Одним из первых моих действий, предпринятых хотя бы ради собственного спокойствия, было распрощаться с морем. Проклятые всплески волн снова и снова напоминали мне о смерти Пердиты; рокот моря звучал погребальным пением; в каждом темном предмете, качавшемся на его коварной поверхности, мне чудился катафалк, ожидающий всех, кто доверится предательским улыбкам волн. Прощай, море! Пойдем, моя Клара, сядем с тобою рядом в воздушном челне; он быстро и плавно рассекает лазурь и с легким колыханием скользит в воздушном потоке; если буря станет сотрясать это хрупкое сооружение, можно спуститься и укрыться от нее на твердой земле. А здесь, наверху, мы с тобой – спутники быстрокрылых птиц, бесстрашно, быстро и свободно скользим в воздушной стихии. Наш легкий челн не вздымается на гибельных волнах; воздух расступается перед ним, тень от несущего нас шара укрывает от полуденного солнца. Под нами равнины Италии или волнистые очертания Апеннинских гор; меж их многочисленных складок приютились плодородные долины; их вершины увенчаны лесами. Свободный и счастливый поселянин, уже не порабощенный австрийцем169, свозит в житницы богатый урожай; образованный горожанин без страха растит в садах всего мира древо знания, долго бывшее запретным. Мы пролетели над вершинами Альп, над их глубокими ущельями, где шумят водопады, над равниной прекрасной Франции, и после шести дней воздушного путешествия прибыли в Дьеп170, где сложили крылья и свернули шелковый шар нашего маленького воздушного катера. Сильный дождь мешал нам продолжить путь по воздуху; мы сели на пакетбот и после короткой переправы причалили в Портсмуте.
Там рассказывали о странном событии. Несколькими днями раньше невдалеке от города появился разбитый бурей корабль; его корпус был в трещинах, паруса порваны или свернуты небрежными, неумелыми руками; ванты спутаны и поломаны. Ветром судно несло к гавани и у входа в нее выбросило на береговой песок. Утром к нему подошли таможенники и кучка любопытствующих. Уцелел, по-видимому, лишь один человек из всего экипажа. Он добрался до берега и пошел в направлении города, но, побежденный недугом и близкой смертью, пал мертвым на негостеприимном берету. Несчастного нашли уже окоченевшим; сцепленные руки были прижаты к груди. Почерневшая кожа, свалявшиеся волосы и отросшая борода указывали, что он долго и жестоко страдал. Прошел шепот, будто умер он от чумы. Никто не отважился взойти на борт корабля. Уверяли, что по ночам там можно видеть странные зрелища: кто-то ходил по палубе, кто-то свисал с мачт и вантов. Скоро корабль развалился на части. Мне показали, где он находился; несколько шпангоутов еще качалось на волнах. Тело прибывшего на нем человека зарыли глубоко в песок. О корабле удалось узнать лишь то, что строили его в Америке и что несколькими месяцами ранее «Фортунат» отплыл из Филадельфии171 и больше не подавал о себе вестей.
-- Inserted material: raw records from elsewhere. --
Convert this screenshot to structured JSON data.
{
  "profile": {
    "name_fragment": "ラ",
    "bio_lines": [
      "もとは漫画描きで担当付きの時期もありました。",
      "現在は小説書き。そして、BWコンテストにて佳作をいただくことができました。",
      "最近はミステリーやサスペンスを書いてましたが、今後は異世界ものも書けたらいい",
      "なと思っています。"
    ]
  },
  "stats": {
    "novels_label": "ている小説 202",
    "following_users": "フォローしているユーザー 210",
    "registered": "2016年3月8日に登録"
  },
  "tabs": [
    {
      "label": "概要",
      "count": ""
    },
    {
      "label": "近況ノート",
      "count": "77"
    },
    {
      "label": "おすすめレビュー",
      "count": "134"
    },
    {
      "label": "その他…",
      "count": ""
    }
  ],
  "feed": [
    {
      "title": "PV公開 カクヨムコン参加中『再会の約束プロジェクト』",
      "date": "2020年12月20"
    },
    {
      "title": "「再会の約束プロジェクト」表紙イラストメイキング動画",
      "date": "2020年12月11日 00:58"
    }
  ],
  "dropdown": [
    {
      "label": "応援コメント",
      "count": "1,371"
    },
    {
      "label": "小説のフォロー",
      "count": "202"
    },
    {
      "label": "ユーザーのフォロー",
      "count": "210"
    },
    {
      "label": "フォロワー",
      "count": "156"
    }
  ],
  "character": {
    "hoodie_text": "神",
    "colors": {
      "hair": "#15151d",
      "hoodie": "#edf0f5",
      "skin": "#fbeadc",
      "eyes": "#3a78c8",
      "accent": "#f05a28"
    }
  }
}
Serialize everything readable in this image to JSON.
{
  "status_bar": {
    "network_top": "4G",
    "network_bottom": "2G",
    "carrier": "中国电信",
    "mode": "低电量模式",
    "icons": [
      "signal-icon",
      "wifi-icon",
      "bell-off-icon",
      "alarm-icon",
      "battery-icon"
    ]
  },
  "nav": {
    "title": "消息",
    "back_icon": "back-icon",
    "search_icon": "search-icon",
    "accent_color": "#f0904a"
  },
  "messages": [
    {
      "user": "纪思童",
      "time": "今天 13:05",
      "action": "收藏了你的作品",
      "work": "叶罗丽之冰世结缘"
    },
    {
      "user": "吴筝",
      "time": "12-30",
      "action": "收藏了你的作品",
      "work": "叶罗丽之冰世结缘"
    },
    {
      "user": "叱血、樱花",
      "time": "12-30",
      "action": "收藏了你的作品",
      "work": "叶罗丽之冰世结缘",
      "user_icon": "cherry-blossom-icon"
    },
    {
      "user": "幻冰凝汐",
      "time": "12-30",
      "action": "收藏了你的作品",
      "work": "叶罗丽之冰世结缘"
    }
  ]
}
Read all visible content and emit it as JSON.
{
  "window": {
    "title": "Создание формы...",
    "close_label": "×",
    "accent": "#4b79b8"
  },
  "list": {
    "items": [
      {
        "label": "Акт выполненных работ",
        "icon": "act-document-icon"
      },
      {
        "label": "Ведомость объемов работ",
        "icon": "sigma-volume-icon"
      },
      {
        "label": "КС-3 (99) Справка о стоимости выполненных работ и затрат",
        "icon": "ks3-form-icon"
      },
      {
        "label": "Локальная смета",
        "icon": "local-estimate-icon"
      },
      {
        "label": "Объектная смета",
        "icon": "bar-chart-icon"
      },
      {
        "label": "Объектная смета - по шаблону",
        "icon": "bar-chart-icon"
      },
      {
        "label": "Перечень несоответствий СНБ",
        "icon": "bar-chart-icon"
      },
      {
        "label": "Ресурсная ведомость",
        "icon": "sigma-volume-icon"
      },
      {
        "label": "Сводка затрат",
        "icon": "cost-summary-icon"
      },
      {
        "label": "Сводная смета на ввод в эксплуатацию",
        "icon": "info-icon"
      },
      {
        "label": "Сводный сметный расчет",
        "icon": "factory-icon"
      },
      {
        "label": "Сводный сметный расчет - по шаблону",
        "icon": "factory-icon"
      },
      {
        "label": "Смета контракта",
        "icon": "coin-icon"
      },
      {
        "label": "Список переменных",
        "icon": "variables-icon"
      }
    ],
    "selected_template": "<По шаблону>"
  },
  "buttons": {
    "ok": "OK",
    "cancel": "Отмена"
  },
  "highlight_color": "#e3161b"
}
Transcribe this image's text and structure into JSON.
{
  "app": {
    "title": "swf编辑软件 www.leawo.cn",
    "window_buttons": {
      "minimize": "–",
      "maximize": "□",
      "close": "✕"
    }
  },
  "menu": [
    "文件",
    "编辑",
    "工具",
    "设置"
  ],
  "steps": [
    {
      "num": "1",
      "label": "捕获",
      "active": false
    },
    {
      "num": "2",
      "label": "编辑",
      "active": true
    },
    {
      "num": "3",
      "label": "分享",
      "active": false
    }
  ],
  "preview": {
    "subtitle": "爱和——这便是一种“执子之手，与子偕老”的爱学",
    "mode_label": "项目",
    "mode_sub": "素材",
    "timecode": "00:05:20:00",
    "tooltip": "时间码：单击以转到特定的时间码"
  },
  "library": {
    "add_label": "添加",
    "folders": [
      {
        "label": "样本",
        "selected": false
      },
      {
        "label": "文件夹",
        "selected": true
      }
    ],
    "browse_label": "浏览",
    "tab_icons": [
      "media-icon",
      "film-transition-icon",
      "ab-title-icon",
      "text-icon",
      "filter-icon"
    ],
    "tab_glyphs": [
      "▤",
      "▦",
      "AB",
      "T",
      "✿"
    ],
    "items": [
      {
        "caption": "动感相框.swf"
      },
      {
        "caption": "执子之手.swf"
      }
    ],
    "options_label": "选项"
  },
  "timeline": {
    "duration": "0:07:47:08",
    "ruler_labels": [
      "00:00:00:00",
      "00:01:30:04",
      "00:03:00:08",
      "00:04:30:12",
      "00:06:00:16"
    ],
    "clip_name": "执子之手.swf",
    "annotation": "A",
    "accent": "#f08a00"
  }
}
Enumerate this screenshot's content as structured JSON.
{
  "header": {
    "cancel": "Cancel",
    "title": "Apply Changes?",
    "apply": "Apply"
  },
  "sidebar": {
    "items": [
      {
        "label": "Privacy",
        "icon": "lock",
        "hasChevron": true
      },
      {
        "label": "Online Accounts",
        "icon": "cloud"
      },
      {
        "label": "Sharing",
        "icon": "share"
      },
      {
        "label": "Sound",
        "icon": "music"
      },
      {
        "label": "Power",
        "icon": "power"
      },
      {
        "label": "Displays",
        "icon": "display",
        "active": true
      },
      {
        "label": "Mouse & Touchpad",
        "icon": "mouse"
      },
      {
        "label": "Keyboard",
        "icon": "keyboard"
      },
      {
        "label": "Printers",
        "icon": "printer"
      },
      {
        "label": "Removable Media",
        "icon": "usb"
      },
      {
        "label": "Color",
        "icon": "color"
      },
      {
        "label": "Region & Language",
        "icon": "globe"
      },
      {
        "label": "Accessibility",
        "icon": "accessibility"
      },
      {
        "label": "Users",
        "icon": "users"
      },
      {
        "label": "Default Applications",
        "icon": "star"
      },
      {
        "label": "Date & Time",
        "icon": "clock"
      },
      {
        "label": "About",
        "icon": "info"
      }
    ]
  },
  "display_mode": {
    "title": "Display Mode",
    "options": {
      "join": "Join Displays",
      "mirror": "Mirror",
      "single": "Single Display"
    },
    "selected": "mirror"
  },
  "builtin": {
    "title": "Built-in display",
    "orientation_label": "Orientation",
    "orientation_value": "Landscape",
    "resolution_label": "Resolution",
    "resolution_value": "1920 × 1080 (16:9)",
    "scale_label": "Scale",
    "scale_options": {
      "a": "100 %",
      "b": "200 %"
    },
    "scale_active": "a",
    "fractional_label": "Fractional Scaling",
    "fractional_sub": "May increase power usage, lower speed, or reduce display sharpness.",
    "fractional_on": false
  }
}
Глава четвертаяК дому и семье я возвратился осенью 2092 года. Мое сердце рвалось к ним; я замирал от радостной надежды при мысли, что вновь их увижу. Место, где жили мои близкие, казалось мне обиталищем всех добрых духов. Счастье, любовь и мир ступали там по лесным тропам и смягчали все вокруг. После волнений и горя, испытанных в Греции, я стремился в Виндзор, как гонимая бурей птица стремится к гнезду, где она сложит крылья и отдохнет.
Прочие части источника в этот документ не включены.